Vaccination Programs in Healthcare Settings: Implementation Challenges and Hesitancy Management from the Perspectives of Physicians, Pharmacists, Nurses, Laboratory Professionals, Public Health, Preventive Medicine, and Occupational Medicine Specialists:
Published 2024-10-10
Keywords
- Vaccine hesitancy, healthcare workers, vaccination programs, immunization, implementation science, occupational health.

This work is licensed under a Creative Commons Attribution 4.0 International License.
Abstract
Background: Healthcare workers (HCWs) are essential for immunization delivery; however, vaccine hesitancy among this population poses a significant threat to public health. Understanding the implementation challenges and determinants of hesitancy across healthcare professions and international healthcare systems is critical for developing effective vaccination programs.
Aim: This narrative review synthesizes evidence on the challenges of vaccination program implementation and hesitancy management strategies in healthcare settings from the perspectives of physicians, pharmacists, nurses, laboratory professionals, and specialists in public health, preventive medicine, and occupational medicine across diverse international healthcare systems.
Methods: A comprehensive literature search was conducted using PubMed, MEDLINE, Scopus, and Web of Science for articles published until December 2023. Studies examining vaccination program implementation, vaccine hesitancy among HCWs, and the intervention strategies were included. Data were synthesized thematically into categories of implementation barriers, determinants of hesitancy, professional perspectives, and intervention effectiveness.
Results: COVID-19 vaccine hesitancy among HCWs ranged from 4.3% to 72% globally, with nurses and allied health professionals demonstrating higher hesitancy rates than physicians. Key implementation barriers include inadequate cold chain infrastructure (only 61% of facilities in developing regions maintained adequate standards), interoperability failures in electronic registries, and resource constraints. Safety concerns (69-74% of HCWs), mistrust in vaccine development processes, and misinformation emerged as primary hesitancy drivers.

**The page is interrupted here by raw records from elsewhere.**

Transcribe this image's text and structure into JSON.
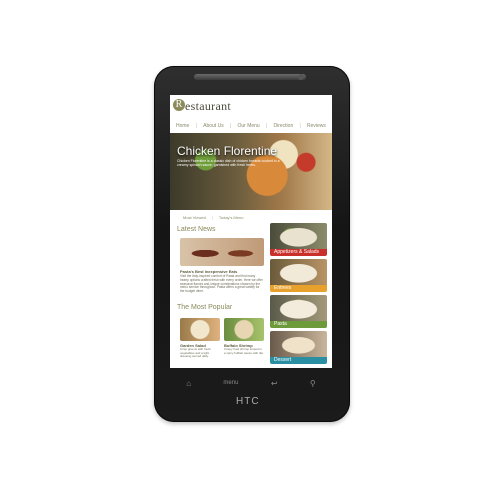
{
  "brand": "HTC",
  "site": {
    "logo_letter": "R",
    "logo_rest": "estaurant",
    "nav": [
      "Home",
      "About Us",
      "Our Menu",
      "Direction",
      "Reviews"
    ]
  },
  "hero": {
    "title": "Chicken Florentine",
    "description": "Chicken Florentine is a classic dish of chicken breasts cooked in a creamy spinach sauce, garnished with fresh herbs."
  },
  "tabs": [
    "Most Viewed",
    "Today's Menu"
  ],
  "latest_news": {
    "heading": "Latest News",
    "title": "Pasta's Best Inexpensive Eats",
    "body": "Visit the Italy-inspired comfort of Pasta and find many hearty options crafted fresh with every order. Here we offer seasonal flavors and unique combinations chosen by the menu service throughout. Pasta offers a great variety for the budget diner."
  },
  "most_popular": {
    "heading": "The Most Popular",
    "items": [
      {
        "label": "Garden Salad",
        "text": "Crisp greens with fresh vegetables and a light dressing served daily."
      },
      {
        "label": "Buffalo Shrimp",
        "text": "Crispy fried shrimp tossed in a spicy buffalo sauce with dip."
      }
    ]
  },
  "categories": [
    {
      "label": "Appetizers & Salads",
      "color": "#c9302c"
    },
    {
      "label": "Entrees",
      "color": "#e8a12a"
    },
    {
      "label": "Pasta",
      "color": "#6d9a3a"
    },
    {
      "label": "Dessert",
      "color": "#2a8fa3"
    }
  ],
  "touch_keys": {
    "home": "home-icon",
    "menu": "menu",
    "back": "back-icon",
    "search": "search-icon"
  }
}
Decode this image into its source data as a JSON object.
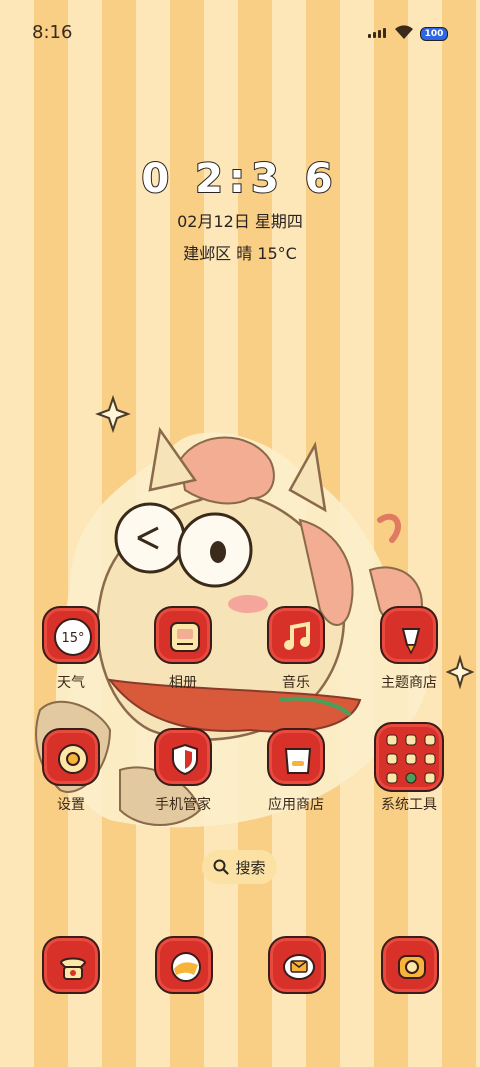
{
  "status_bar": {
    "time": "8:16",
    "battery": "100",
    "icons": [
      "signal-icon",
      "wifi-icon",
      "battery-icon"
    ]
  },
  "clock_widget": {
    "time": "0 2:3 6",
    "date": "02月12日 星期四",
    "weather": "建邺区 晴 15°C"
  },
  "apps": [
    {
      "label": "天气",
      "icon": "weather-icon",
      "badge": "15°"
    },
    {
      "label": "相册",
      "icon": "gallery-icon"
    },
    {
      "label": "音乐",
      "icon": "music-icon"
    },
    {
      "label": "主题商店",
      "icon": "theme-store-icon"
    },
    {
      "label": "设置",
      "icon": "settings-icon"
    },
    {
      "label": "手机管家",
      "icon": "security-icon"
    },
    {
      "label": "应用商店",
      "icon": "app-store-icon"
    },
    {
      "label": "系统工具",
      "icon": "system-tools-folder-icon"
    }
  ],
  "search": {
    "label": "搜索"
  },
  "dock": [
    {
      "icon": "phone-icon"
    },
    {
      "icon": "browser-icon"
    },
    {
      "icon": "messages-icon"
    },
    {
      "icon": "camera-icon"
    }
  ],
  "colors": {
    "icon_red": "#d8312a",
    "stripe_light": "#fde6b8",
    "stripe_dark": "#f9cf86",
    "outline": "#3a1d1a"
  }
}
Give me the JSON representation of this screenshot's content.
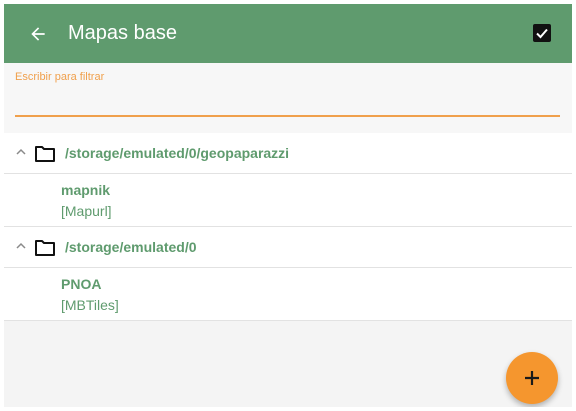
{
  "appbar": {
    "title": "Mapas base",
    "back_icon": "arrow-left-icon",
    "select_all_icon": "checkbox-checked-icon",
    "color": "#5f9b6e"
  },
  "filter": {
    "label": "Escribir para filtrar",
    "value": "",
    "accent_color": "#f0a04c"
  },
  "groups": [
    {
      "path": "/storage/emulated/0/geopaparazzi",
      "expanded": true,
      "items": [
        {
          "name": "mapnik",
          "type": "[Mapurl]"
        }
      ]
    },
    {
      "path": "/storage/emulated/0",
      "expanded": true,
      "items": [
        {
          "name": "PNOA",
          "type": "[MBTiles]"
        }
      ]
    }
  ],
  "fab": {
    "icon": "plus-icon",
    "color": "#f5962e"
  }
}
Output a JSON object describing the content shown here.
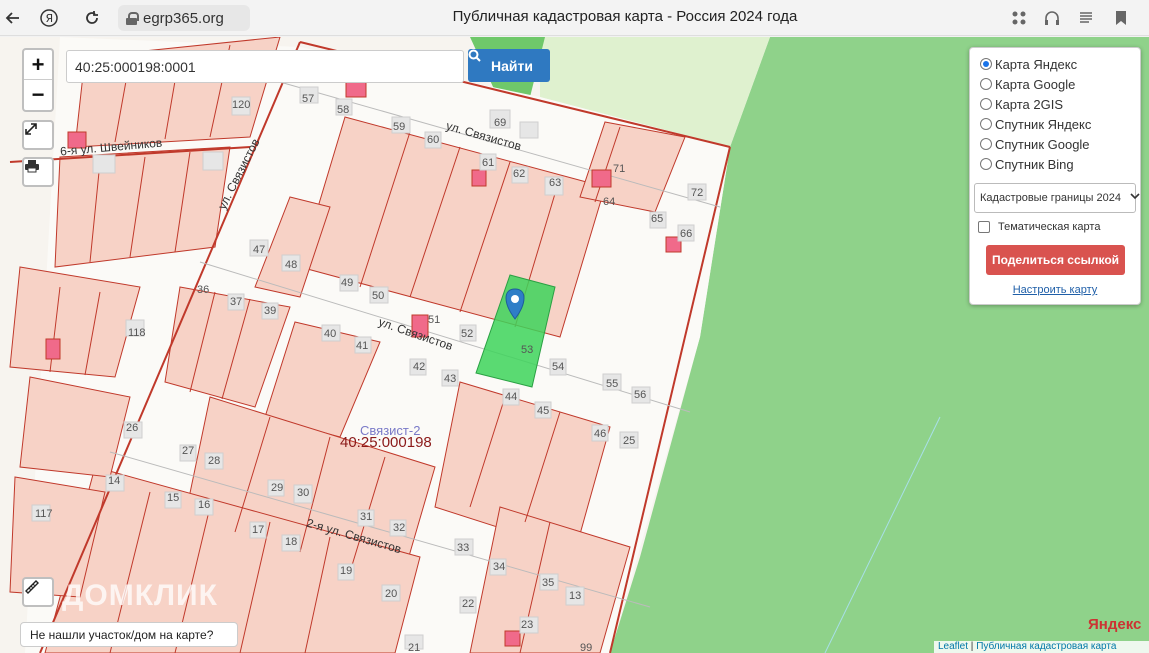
{
  "browser": {
    "url": "egrp365.org",
    "page_title": "Публичная кадастровая карта - Россия 2024 года"
  },
  "search": {
    "value": "40:25:000198:0001",
    "button_label": "Найти"
  },
  "zoom": {
    "in": "+",
    "out": "−"
  },
  "layers": {
    "options": [
      "Карта Яндекс",
      "Карта Google",
      "Карта 2GIS",
      "Спутник Яндекс",
      "Спутник Google",
      "Спутник Bing"
    ],
    "selected": "Карта Яндекс",
    "boundaries_select": "Кадастровые границы 2024",
    "thematic_label": "Тематическая карта",
    "share_label": "Поделиться ссылкой",
    "configure_label": "Настроить карту"
  },
  "map": {
    "quarter_label": "40:25:000198",
    "settlement_label": "Связист-2",
    "streets": [
      "ул. Связистов",
      "ул. Связистов",
      "2-я ул. Связистов",
      "6-я ул. Швейников",
      "ул. Связистов"
    ],
    "plot_numbers": [
      "57",
      "58",
      "59",
      "60",
      "61",
      "62",
      "63",
      "64",
      "65",
      "66",
      "69",
      "71",
      "72",
      "47",
      "48",
      "49",
      "50",
      "51",
      "52",
      "53",
      "54",
      "55",
      "56",
      "36",
      "37",
      "39",
      "40",
      "41",
      "42",
      "43",
      "44",
      "45",
      "46",
      "25",
      "26",
      "27",
      "28",
      "29",
      "30",
      "31",
      "32",
      "33",
      "34",
      "35",
      "13",
      "14",
      "15",
      "16",
      "17",
      "18",
      "19",
      "20",
      "21",
      "22",
      "23",
      "99",
      "117",
      "118",
      "120"
    ],
    "not_found_label": "Не нашли участок/дом на карте?",
    "watermark": "ДОМКЛИК",
    "provider_logo": "Яндекс",
    "attribution_leaflet": "Leaflet",
    "attribution_map": "Публичная кадастровая карта"
  },
  "colors": {
    "selected_plot": "#3dd35a",
    "boundary": "#c0392b",
    "forest": "#8fd28a",
    "button": "#2f79c1",
    "share": "#d9534f"
  }
}
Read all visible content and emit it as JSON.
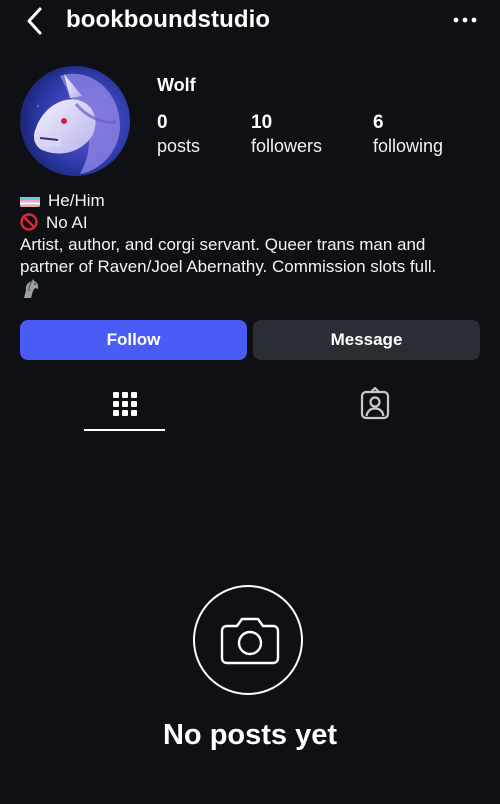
{
  "header": {
    "username": "bookboundstudio",
    "back_icon": "chevron-left-icon",
    "more_icon": "more-horizontal-icon"
  },
  "profile": {
    "display_name": "Wolf",
    "stats": [
      {
        "value": "0",
        "label": "posts"
      },
      {
        "value": "10",
        "label": "followers"
      },
      {
        "value": "6",
        "label": "following"
      }
    ]
  },
  "bio": {
    "pronouns": "He/Him",
    "no_ai": "No AI",
    "description": "Artist, author, and corgi servant. Queer trans man and partner of Raven/Joel Abernathy. Commission slots full.",
    "line1": "Artist, author, and corgi servant. Queer trans man and",
    "line2": "partner of Raven/Joel Abernathy. Commission slots full."
  },
  "actions": {
    "follow_label": "Follow",
    "message_label": "Message",
    "follow_color": "#4a5cf5",
    "message_color": "#2a2d33"
  },
  "tabs": [
    {
      "icon": "grid-icon",
      "active": true
    },
    {
      "icon": "tagged-person-icon",
      "active": false
    }
  ],
  "empty_state": {
    "icon": "camera-icon",
    "text": "No posts yet"
  }
}
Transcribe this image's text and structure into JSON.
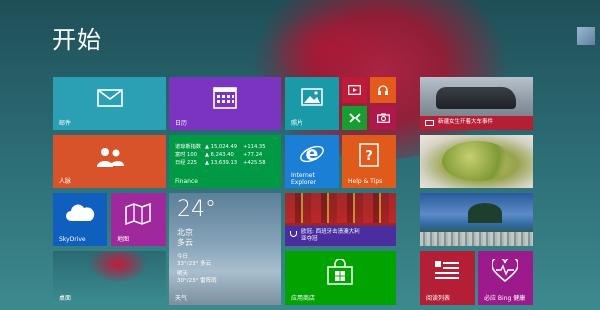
{
  "start": {
    "title": "开始"
  },
  "tiles": {
    "mail": {
      "label": "邮件"
    },
    "calendar": {
      "label": "日历"
    },
    "photos": {
      "label": "照片"
    },
    "people": {
      "label": "人脉"
    },
    "finance": {
      "label": "Finance",
      "rows": [
        {
          "name": "道琼斯指数",
          "value": "▲ 15,024.49",
          "change": "+114.35"
        },
        {
          "name": "富时 100",
          "value": "▲ 6,243.40",
          "change": "+77.24"
        },
        {
          "name": "日经 225",
          "value": "▲ 13,639.13",
          "change": "+425.58"
        }
      ]
    },
    "ie": {
      "label": "Internet\nExplorer",
      "line1": "Internet",
      "line2": "Explorer"
    },
    "help": {
      "label": "Help & Tips"
    },
    "skydrive": {
      "label": "SkyDrive"
    },
    "maps": {
      "label": "地图"
    },
    "weather": {
      "temp": "24°",
      "city": "北京",
      "condition": "多云",
      "today_label": "今日",
      "today_value": "33°/23° 多云",
      "tomorrow_label": "明天",
      "tomorrow_value": "30°/23° 雷阵雨",
      "label": "天气"
    },
    "sports": {
      "caption_line1": "欧冠: 西班牙击溃澳大利",
      "caption_line2": "亚夺冠"
    },
    "news": {
      "caption": "新疆女生开着大车事件"
    },
    "desktop": {
      "label": "桌面"
    },
    "store": {
      "label": "应用商店"
    },
    "reading": {
      "label": "阅读列表"
    },
    "health": {
      "label": "必应 Bing 健康"
    }
  },
  "colors": {
    "mail": "#2b9fb4",
    "calendar": "#7a34c0",
    "photos": "#1a9aa8",
    "people": "#d9532a",
    "finance": "#009a44",
    "ie": "#1b7fd6",
    "help": "#e05a1c",
    "skydrive": "#0f5fbf",
    "maps": "#a0289d",
    "store": "#00a300",
    "reading": "#b41f35",
    "health": "#9c1a8c",
    "video": "#c01a3b",
    "music": "#e45a1c",
    "games": "#199c31",
    "camera": "#b0174a"
  },
  "icons": [
    "mail-icon",
    "calendar-icon",
    "photos-icon",
    "people-icon",
    "ie-icon",
    "help-icon",
    "skydrive-icon",
    "maps-icon",
    "store-icon",
    "reading-list-icon",
    "heart-health-icon",
    "video-icon",
    "music-icon",
    "games-icon",
    "camera-icon"
  ]
}
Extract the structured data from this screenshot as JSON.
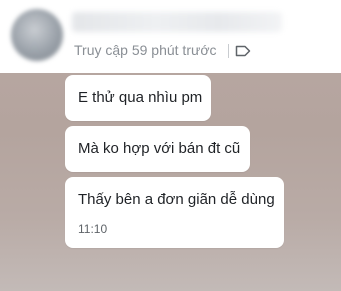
{
  "header": {
    "status_text": "Truy cập 59 phút trước",
    "tag_icon": "tag-icon"
  },
  "messages": [
    {
      "text": "E thử qua nhìu pm",
      "time": ""
    },
    {
      "text": "Mà ko hợp với bán đt cũ",
      "time": ""
    },
    {
      "text": "Thấy bên a đơn giãn dễ dùng",
      "time": "11:10"
    }
  ],
  "colors": {
    "background": "#b8a8a3",
    "bubble": "#ffffff",
    "status_text": "#8a8f95"
  }
}
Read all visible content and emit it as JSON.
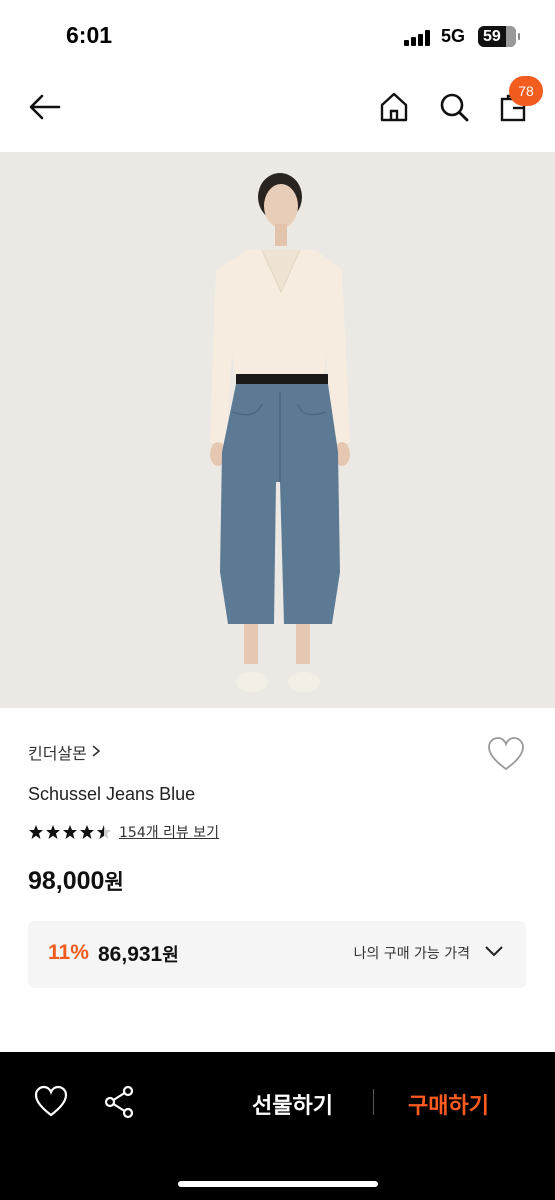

Multicomponent interventions combining education, communication, and institutional policies demonstrated superior effectiveness (RR 1.58; 95% CI: 1.49-1.68) compared to single-strategy approaches. Mandatory vaccination policies achieved coverage rates exceeding 94%, whereas voluntary policies typically plateaued at 60%. Significant geographic disparities were observed: HCW hepatitis B vaccination reached 67-79% in high-income countries versus 18-39% in low-income settings.
Conclusion: Effective vaccination programs require profession-specific, multi-component interventions that address trust, convenience, and the organizational culture. A staged implementation approach that begins with accessible voluntary programs and incorporates mandatory policies when voluntary approaches fail offers the most evidence-based pathway to optimal HCW vaccination coverage.